6 mai 2016

Lettre de Martin Heidegger au Comité politique d’épuration après la guerre

Martin Heidegger (26 septembre – 26 mai 1976), philosophe allemand, rencontra une grande notoriété internationale suite à la publication de son ouvrage maître Être et Temps. Il est également l’un des philosophes les plus controversés en raison de son attitude durant la période 1933-1934 au cours de laquelle il fut recteur de l’université de Fribourg et adhérent au parti national-socialiste. Dans cette lettre adressée au Comité politique d’épuration, il explique nettement les raisons philosophiques pour lesquelles il crut un temps en une possibilité de raffiner spirituellement les thèmes nazis.

heidegger
"Je n’ai jamais participé à une quelconque 
mesure antisémite"


1945

J’étais opposé dès 1933-1934 à l’idéologie nazie, mais je croyais alors que, du point de vue spirituel, le mouvement pouvait être conduit sur une autre voie, et je tenais cette tentative pour conciliable avec l’ensemble des tendances sociales et politiques du mouvement. Je croyais qu’Hitler, après avoir pris en 1933 la responsabilité de l’ensemble du peuple, oserait se dégager du Parti et de sa doctrine et que le tout se rencontrerait sur le terrain d’une rénovation et d’un rassemblement en vue d’une responsabilité de l’Occident. Cette conviction fut une erreur que je reconnus à partir des événements du 30 juin 1934. J’étais bien intervenu en 1933 pour dire oui au national et au social (et non pas au nationalisme) et non aux fondements intellectuels et métaphysiques sur lesquelles reposait le biologisme de la doctrine du Parti, parce que le social et le national, tels que je les voyais, n’étaient pas essentiellement liés à une idéologie biologiste et raciste…

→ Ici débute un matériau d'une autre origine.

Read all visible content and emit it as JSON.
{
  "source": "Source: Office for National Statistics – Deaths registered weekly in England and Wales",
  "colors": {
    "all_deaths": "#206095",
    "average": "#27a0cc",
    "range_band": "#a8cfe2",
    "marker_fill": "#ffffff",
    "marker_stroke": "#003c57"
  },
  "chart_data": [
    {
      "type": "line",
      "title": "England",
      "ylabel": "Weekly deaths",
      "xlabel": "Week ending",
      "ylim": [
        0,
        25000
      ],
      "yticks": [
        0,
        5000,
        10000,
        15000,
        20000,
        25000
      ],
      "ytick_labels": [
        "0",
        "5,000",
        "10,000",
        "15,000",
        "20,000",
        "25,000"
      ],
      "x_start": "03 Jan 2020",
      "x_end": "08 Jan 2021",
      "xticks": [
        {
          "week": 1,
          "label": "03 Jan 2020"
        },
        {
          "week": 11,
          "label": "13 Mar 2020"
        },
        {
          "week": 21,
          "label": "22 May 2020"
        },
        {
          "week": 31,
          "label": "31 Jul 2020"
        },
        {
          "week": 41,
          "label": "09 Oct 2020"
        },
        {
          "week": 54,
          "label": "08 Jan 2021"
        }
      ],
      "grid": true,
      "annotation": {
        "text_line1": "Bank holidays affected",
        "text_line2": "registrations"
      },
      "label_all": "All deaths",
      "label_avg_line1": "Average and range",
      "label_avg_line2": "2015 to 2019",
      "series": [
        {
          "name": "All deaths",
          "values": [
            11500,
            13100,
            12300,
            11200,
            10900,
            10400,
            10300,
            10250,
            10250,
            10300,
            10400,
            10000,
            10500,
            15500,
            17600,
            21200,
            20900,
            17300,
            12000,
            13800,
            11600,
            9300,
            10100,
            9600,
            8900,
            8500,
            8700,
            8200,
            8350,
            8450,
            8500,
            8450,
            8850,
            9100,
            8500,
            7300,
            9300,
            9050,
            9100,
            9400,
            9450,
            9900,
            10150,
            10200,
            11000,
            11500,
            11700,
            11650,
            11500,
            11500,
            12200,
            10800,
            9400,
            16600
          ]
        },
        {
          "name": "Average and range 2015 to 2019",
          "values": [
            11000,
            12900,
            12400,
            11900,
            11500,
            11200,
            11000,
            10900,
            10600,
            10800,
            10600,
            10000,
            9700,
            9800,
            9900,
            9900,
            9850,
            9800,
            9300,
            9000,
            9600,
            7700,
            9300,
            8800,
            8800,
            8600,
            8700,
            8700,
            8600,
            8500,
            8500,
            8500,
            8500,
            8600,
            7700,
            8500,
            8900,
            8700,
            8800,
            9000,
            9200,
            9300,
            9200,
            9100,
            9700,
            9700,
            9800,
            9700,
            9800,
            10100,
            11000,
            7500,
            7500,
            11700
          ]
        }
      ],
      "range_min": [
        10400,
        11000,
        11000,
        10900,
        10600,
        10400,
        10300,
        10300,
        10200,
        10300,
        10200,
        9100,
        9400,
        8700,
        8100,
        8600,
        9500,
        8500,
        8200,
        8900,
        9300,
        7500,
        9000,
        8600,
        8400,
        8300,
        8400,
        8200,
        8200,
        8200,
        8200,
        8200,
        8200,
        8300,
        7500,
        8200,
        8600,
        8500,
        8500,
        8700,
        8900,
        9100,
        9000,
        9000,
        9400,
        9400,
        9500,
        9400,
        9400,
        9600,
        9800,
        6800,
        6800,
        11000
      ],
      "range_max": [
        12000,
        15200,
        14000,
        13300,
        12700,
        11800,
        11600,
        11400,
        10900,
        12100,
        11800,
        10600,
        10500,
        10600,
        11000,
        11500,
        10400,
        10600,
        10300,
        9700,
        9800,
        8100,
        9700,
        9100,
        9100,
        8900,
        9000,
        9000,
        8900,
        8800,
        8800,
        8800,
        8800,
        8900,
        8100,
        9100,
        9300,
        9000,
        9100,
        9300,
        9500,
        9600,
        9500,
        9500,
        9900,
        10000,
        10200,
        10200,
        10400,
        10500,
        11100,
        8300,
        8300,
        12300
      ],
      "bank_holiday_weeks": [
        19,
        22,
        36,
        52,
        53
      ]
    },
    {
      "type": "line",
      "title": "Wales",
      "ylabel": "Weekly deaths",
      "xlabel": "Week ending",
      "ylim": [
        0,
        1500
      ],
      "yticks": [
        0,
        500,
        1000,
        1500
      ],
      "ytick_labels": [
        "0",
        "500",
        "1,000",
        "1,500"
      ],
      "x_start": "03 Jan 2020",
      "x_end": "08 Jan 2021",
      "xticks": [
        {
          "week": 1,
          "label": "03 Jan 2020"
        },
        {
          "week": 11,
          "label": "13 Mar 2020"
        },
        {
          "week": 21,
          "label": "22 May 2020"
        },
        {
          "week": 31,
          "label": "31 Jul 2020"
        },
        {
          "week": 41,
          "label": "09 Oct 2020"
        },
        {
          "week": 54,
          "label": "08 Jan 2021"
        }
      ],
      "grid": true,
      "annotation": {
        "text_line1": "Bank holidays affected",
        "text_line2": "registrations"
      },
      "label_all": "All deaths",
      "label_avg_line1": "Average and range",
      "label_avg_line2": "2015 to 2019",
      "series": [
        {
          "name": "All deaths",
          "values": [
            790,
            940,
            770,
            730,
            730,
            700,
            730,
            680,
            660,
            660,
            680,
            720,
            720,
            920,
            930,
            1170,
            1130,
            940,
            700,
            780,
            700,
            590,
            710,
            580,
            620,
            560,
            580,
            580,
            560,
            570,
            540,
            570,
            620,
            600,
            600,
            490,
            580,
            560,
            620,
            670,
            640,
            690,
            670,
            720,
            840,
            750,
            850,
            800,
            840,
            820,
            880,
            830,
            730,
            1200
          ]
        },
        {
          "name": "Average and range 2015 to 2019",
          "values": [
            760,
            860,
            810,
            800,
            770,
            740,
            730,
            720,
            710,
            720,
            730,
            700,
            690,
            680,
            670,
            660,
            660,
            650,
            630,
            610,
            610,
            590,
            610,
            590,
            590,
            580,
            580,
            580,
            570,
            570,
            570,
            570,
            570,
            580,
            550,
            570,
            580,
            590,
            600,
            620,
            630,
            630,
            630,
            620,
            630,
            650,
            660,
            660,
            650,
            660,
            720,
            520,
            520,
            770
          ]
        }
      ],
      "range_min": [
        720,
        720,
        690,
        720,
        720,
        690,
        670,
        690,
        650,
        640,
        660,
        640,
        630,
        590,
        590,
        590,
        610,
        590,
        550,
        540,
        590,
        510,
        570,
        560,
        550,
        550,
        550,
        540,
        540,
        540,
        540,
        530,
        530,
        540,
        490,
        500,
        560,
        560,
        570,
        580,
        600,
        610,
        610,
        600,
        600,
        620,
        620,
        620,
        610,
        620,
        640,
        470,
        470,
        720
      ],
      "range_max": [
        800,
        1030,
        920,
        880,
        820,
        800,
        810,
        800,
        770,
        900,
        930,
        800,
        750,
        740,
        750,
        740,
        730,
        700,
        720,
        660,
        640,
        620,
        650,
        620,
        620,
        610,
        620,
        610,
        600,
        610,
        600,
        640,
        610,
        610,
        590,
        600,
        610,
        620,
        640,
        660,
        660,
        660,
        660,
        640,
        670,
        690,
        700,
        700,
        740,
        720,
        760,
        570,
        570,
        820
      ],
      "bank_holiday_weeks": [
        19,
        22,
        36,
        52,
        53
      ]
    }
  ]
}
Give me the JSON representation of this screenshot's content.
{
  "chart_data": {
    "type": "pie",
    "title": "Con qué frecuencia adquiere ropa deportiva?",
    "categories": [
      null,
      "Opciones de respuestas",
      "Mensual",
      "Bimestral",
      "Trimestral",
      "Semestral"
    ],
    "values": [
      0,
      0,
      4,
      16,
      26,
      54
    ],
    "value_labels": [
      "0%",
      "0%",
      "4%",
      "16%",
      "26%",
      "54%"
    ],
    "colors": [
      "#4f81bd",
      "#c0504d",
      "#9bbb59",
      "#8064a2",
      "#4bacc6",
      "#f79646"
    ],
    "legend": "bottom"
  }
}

Je n’ai jamais participé à une quelconque mesure antisémite ; j’ai au contraire interdit en 1933, à l’université de Fribourg, les affiche antisémites des étudiants nazis ainsi que des manifestations visant un professeur juif. En ce qui me concerne je suis intervenu le plus souvent possible pour permettre à des étudiants juifs d’émigrer ; mes recommandations leur ont énormément facilité l’accès à l’étranger. Prétendre qu’en ma qualité de recteur j’ai interdit à Husserl l’accès à l’université et à la bibliothèque, c’est là une calomnie particulièrement basse. Ma reconnaissance et ma vénération à l’égard de mon maître Husserl n’ont jamais cessé. Mes travaux philosophiques se sont, sur bien des points, éloignés de sa position, de sorte que Husserl lui-même, dans son grand discours au Palais des Sports de Berlin en 1933, m’a publiquement attaqué. Déjà, longtemps avant 1933, nos relations amicales s’étaient relâchées. Lorsque parut en 1933 la première loi antisémite (qui nous effraya au plus haut point, moi et beaucoup d’autres sympathisants du mouvement nazi), mon épouse envoya à Mme Husserl un bouquet de fleurs et une lettre qui exprimait – en mon nom également – notre respect et notre reconnaissance inchangés, et condamnait également ces mesures d’exception à l’égard des Juifs. Lors d’une réédition d’Être et Temps, l’éditeur me fit savoir que cet ouvrage ne pourrait paraître que si l’on supprimait la dédicace à Husserl. J’ai donné mon accord pour cette suppression à la condition que la véritable dédicace dans le texte, page 38, demeurât inchangée. Lorsque Husserl mourut j’étais cloué au lit par une maladie. Certes après la guérison je n’ai pas écrit à Mme Husserl, ce qui fut sans doute une négligence ; le mobile profond en était la honte douloureuse devant ce qui entre temps – dépassant de loin la première loi – avait été fait contre les Juifs et dont nous fûmes les témoins impuissants.